Smooth Calculus for Low Regularity Random Data Partial Differential Equations – Smooth

There has been in the last thirteen years considerable progresses in our understanding of some classes of random partial differential equations (PDEs) after the seminal 2008 work of Burq & Tzvetkov on supercritical wave equations with random initial conditions and the groundbreaking 2014 works of Hairer and Gubinelli, Imkeller & Perkowski on singular stochastic elliptic and parabolic PDEs. These fundamental developments have laid the basis of a robust solution theory for equations that are classically ill-posed, due to a low regularity random data in the problem. While the regularity structures and paracontrolled approaches to stochastic PDEs have their roots in T. Lyons’ theory of rough paths, the progresses in the dispersive side have their roots in Bourgain’s works on invariant Gibbs measures for the nonlinear Schro?dinger equation in the mid nineties. In recent years, it became obvious that some of the conceptual ideas introduced in echo the strategy adopted to study singular stochastic PDEs.
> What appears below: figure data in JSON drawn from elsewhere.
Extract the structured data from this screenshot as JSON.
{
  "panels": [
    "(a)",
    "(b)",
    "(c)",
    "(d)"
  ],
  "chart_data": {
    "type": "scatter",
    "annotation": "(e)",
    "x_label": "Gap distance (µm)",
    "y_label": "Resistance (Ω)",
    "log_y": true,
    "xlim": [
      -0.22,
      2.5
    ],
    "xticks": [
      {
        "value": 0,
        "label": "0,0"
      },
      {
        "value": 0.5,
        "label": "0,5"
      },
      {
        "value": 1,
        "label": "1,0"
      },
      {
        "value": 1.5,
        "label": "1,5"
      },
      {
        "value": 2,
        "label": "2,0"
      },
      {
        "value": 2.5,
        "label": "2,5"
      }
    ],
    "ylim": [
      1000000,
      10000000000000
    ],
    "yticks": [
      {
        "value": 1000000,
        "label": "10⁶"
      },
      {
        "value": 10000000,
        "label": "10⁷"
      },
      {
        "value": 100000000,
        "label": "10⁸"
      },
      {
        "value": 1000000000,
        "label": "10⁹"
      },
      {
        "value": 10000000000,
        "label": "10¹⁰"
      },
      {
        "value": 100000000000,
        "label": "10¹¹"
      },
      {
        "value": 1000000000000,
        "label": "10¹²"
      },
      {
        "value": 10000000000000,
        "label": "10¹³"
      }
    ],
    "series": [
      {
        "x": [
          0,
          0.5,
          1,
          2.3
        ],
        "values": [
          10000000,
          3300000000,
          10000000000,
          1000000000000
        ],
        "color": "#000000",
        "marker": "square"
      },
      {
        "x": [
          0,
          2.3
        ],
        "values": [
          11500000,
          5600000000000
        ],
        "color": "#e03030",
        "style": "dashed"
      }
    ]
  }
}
For instance, in both situations, any potential solution is decomposed as the sum of a ‘finite dimensional’ singular part enjoying regularity properties beyond the deterministic analysis, and a remainder part that is more regular and can be treated using purely analytical tools adapted to the equation – Bourgain spaces, regularity or paracontrolled structures. This project aims at a deeper clarification of the common features and key differences between the analysis of dispersive PDEs with random initial data and the analysis of singular stochastic PDEs. The objective will also consist in identifying new possible interactions between these domains, as well as developing specific tools for these classes of equations.